How do I exactly get the second slice? My observation is that, there is no way to express “skip the first 3 bytes and take the rest 24 bytes as a slice” with view/subviews.
// RUN: mlir-opt %s -convert-std-to-llvm
func @views() {
%0 = alloc(): memref<27 x i8>
%1 = view %0[][]: memref<27 x i8> to memref<3xi8>
%2 = view %0[][]: memref<27 x i8> to memref<2x3xf32, offset: 3, strides: [3, 1]>
std.return
}
However you are right that there is a bug here: the offset 3 is going to be applied in multiples of f32 but what we want is that the view pointer is shifted by 3 bytes.

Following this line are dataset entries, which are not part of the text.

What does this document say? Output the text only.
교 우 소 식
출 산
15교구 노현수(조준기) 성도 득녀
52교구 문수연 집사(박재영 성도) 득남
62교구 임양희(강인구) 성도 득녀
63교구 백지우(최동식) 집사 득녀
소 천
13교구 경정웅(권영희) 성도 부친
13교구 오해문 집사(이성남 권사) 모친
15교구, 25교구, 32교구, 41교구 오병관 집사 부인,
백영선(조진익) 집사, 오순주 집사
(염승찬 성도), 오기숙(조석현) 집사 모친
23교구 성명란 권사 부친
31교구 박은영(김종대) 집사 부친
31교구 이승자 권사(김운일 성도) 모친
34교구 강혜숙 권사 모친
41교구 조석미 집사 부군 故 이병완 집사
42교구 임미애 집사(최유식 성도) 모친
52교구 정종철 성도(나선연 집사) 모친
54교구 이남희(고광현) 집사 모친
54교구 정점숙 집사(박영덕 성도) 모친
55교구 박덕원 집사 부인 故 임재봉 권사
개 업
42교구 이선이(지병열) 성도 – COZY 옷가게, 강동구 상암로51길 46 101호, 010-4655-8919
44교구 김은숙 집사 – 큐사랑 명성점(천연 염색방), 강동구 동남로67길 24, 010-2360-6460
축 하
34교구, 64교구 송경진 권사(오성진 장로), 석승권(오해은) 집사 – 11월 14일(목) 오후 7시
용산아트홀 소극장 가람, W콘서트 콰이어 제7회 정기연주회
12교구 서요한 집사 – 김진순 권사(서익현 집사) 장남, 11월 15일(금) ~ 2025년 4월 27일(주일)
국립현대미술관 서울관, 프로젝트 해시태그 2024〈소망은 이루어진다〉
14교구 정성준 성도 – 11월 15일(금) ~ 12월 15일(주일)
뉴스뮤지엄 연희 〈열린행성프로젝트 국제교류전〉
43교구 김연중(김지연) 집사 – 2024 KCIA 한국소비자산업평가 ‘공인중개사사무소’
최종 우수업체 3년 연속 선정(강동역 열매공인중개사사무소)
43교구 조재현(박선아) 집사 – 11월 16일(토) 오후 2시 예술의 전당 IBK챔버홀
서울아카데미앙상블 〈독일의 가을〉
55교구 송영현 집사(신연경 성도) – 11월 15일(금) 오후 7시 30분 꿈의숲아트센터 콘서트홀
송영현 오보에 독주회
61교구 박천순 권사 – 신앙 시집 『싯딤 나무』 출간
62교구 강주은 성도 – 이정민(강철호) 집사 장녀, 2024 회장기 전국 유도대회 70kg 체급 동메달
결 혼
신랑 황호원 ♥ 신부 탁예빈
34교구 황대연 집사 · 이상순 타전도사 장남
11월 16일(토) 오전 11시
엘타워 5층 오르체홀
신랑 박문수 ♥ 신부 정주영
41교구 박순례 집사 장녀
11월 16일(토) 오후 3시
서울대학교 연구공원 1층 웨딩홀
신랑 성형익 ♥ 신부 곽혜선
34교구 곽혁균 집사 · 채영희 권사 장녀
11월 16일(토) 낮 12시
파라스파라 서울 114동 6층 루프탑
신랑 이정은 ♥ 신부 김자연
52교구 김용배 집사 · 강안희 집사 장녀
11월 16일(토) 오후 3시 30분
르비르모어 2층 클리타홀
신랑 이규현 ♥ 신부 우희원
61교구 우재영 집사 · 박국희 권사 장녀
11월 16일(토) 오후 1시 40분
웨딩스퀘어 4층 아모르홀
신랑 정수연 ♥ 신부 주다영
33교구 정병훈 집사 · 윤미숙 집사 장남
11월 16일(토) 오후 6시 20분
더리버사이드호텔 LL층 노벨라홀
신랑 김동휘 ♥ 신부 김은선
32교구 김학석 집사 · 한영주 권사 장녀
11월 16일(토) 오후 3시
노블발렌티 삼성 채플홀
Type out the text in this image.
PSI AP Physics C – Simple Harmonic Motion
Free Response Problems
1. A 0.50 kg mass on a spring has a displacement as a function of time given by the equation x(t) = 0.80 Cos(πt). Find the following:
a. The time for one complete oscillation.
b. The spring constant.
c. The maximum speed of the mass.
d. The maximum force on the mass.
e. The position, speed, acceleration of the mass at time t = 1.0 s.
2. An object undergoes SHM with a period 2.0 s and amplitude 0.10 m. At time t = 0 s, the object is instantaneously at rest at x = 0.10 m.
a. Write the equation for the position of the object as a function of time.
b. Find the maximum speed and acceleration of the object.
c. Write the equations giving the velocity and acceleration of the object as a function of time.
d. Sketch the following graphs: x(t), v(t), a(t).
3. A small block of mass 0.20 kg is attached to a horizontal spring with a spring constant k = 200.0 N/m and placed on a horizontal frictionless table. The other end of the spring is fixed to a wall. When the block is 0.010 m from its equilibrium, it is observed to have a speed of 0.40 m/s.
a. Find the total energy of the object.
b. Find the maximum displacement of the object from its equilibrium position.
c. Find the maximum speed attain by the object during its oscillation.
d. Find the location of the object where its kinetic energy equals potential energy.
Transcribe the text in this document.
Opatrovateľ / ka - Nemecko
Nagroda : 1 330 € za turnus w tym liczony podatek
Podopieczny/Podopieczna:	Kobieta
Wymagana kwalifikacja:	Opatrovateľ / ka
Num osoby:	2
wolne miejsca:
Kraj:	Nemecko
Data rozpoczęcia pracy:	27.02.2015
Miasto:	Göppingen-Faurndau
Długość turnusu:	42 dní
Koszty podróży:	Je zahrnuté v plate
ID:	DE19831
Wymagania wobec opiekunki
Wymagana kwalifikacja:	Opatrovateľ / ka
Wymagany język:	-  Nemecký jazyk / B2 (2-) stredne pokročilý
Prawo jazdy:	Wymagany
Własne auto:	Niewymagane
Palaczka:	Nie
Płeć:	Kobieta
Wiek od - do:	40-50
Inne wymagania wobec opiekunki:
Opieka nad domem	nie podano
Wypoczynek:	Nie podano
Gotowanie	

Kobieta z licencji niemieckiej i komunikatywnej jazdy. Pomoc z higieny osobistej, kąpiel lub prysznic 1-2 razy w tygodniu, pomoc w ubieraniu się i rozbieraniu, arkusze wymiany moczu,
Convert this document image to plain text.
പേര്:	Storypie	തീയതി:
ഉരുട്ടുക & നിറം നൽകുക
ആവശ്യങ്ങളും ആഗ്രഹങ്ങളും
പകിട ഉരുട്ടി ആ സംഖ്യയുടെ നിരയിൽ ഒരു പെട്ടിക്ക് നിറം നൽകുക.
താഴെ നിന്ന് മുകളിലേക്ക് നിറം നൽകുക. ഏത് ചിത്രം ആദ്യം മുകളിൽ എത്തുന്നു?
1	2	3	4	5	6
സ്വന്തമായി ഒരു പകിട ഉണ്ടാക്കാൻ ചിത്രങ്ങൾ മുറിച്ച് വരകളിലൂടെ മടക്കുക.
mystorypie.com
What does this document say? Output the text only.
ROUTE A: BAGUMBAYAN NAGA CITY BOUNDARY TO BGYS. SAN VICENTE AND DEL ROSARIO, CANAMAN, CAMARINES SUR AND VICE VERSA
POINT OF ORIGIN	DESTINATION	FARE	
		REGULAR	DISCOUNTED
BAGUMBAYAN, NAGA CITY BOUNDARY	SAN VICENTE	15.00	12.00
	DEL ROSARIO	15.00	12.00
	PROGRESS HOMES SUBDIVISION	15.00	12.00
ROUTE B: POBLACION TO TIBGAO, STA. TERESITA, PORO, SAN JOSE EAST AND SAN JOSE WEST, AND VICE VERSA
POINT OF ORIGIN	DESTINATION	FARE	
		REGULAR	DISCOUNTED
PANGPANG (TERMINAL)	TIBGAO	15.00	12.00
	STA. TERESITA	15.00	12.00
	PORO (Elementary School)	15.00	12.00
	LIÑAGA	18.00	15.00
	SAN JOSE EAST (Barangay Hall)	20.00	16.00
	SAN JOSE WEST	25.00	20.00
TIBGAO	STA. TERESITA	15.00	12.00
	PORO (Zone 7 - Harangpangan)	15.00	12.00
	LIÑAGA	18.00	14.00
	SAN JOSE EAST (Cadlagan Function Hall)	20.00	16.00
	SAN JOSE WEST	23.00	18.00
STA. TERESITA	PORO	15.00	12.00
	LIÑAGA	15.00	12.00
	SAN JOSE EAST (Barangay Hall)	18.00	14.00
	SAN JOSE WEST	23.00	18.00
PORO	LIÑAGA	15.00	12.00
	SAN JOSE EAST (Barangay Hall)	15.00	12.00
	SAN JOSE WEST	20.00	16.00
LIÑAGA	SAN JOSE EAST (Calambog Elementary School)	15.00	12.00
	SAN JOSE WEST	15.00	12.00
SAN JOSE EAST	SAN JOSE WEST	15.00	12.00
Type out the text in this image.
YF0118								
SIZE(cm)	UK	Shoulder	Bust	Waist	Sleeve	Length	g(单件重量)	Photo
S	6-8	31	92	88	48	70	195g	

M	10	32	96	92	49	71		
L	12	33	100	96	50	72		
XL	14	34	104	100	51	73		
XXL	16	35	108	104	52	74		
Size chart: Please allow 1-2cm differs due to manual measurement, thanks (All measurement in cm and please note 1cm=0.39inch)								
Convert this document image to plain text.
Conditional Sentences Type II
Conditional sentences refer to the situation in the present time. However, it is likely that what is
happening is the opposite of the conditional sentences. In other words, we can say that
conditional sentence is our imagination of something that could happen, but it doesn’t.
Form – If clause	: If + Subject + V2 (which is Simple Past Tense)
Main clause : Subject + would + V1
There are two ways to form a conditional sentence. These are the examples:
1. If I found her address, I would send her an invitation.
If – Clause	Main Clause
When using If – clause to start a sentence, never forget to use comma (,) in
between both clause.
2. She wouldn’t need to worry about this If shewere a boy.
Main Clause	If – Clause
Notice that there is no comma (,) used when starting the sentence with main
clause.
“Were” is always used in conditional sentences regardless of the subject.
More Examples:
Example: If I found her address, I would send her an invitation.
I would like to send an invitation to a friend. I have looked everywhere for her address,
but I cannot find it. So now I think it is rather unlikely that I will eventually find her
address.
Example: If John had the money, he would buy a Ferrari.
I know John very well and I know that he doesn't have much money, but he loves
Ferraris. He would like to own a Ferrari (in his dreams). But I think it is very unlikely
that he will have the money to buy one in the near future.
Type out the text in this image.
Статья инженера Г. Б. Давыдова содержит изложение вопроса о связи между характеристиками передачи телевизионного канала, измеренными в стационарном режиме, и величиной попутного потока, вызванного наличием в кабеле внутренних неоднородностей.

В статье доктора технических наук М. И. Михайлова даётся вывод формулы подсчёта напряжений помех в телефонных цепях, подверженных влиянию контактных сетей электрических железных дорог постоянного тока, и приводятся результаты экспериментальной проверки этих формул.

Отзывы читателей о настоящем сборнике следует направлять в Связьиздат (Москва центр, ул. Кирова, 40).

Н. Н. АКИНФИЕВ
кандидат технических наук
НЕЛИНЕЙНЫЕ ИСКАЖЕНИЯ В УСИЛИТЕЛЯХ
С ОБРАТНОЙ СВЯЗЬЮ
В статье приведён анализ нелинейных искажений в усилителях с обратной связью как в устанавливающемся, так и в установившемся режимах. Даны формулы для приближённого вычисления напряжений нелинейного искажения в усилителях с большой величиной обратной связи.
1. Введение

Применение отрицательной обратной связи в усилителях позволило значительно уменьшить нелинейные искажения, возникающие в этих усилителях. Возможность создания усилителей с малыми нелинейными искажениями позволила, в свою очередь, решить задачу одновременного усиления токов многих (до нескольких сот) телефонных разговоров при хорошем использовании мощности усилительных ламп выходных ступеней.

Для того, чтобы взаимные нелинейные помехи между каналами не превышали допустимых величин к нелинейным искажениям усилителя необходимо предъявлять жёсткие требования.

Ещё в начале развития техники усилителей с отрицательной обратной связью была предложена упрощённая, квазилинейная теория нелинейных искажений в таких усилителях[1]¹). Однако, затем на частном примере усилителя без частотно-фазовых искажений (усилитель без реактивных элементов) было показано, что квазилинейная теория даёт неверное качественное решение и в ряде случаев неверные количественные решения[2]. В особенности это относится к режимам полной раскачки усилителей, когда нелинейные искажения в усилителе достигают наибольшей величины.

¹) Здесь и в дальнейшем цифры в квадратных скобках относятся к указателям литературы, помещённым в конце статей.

This calls for some fixes and should probably look like this instead:
func @views() {
%0 = alloc(): memref<27 x i8>
%1 = view %0[][]: memref<27 x i8> to memref<3xi8>
%2 = view %0[%c3][%c2, %c3]: memref<27 x i8> to memref<2x3xf32>
std.return
}
The lowering of a view op should apply the shift to the underlying buffer and can only produce contiguous memref without offset in the type (i.e. offset within the type should not refer to something outside the type ).
A consequence would be that the canonicalizations of the offsets would not be possible (cc @andydavis).
It intends to, but fails the ViewOp verifier. This code is what I’m currently investigating. Notice that ViewOp doesn’t take inputs with non-identity affine maps at [1].
There is a possibility to incorporate strides as well. I imagine the same conclusion for strides, which calls for all offsets, sizes, and strides to be completely decoupled from affine maps. I’ll prototype a fix like this since it’s blocking my work.